Academic Editor: Eusebio Valero

Copyright © 2017 Y. Ali et al. This is an open access article distributed under the Creative Commons Attribution License, which permits unrestricted use, distribution, and reproduction in any medium, provided the original work is properly cited.

Abstract

A mathematical model for magnetohydrodynamic (MHD) three-dimensional Couette flow of an incompressible Maxwell fluid is developed and analyzed theoretically. The application of transverse sinusoidal injection at the lower stationary plate and its equivalent removal by suction through the uniformly moving upper plate lead to three-dimensional flow. Approximate solutions for velocity field, pressure, and skin friction are obtained.
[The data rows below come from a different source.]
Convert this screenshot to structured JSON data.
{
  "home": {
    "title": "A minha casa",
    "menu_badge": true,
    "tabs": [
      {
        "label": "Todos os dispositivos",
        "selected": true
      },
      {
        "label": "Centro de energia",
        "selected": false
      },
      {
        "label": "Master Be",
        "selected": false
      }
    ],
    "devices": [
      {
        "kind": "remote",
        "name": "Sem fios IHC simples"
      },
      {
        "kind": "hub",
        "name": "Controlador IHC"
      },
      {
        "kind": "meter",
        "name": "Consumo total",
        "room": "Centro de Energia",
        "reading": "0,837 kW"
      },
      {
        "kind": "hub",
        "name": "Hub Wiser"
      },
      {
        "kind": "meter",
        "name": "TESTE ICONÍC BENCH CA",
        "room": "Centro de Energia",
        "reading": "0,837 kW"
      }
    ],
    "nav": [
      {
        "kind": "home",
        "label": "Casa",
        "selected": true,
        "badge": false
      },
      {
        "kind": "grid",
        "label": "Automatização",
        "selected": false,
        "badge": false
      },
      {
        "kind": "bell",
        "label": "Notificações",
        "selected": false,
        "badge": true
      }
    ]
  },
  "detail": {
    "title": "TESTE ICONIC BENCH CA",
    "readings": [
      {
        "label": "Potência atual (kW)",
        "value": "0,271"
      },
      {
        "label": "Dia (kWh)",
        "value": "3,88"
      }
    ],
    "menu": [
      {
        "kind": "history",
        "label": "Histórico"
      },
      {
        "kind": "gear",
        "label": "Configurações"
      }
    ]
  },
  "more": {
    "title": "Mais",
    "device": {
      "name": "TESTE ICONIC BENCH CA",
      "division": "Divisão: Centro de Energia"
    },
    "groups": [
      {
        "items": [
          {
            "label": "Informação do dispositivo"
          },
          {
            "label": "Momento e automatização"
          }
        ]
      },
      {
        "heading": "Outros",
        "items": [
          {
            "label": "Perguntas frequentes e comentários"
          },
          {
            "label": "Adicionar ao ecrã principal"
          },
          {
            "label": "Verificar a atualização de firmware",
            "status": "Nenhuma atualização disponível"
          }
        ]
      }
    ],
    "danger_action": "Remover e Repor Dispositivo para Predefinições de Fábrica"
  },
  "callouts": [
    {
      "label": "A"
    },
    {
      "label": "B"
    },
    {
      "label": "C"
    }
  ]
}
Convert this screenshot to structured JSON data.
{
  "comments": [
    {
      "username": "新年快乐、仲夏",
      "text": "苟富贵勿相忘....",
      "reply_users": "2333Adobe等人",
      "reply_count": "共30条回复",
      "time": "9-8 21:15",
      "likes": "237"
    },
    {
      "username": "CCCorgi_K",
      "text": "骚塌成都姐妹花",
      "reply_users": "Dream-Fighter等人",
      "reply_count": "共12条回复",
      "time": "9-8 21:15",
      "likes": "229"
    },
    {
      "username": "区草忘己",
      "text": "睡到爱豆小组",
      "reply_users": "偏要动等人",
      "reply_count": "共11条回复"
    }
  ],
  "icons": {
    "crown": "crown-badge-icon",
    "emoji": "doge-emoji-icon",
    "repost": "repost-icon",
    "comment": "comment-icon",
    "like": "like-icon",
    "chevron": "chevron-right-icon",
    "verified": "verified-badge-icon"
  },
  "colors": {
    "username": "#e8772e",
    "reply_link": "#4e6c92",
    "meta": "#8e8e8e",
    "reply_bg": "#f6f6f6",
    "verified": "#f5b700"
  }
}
The effects of flow parameters such as Hartmann number, Reynolds number, suction/injection parameter, and the Deborah number on velocity components, skin friction factors along main flow direction and transverse direction, and pressure through parallel porous plates are discussed graphically. It is noted that Hartmann number provides a mechanism to control the skin friction component along the main flow direction.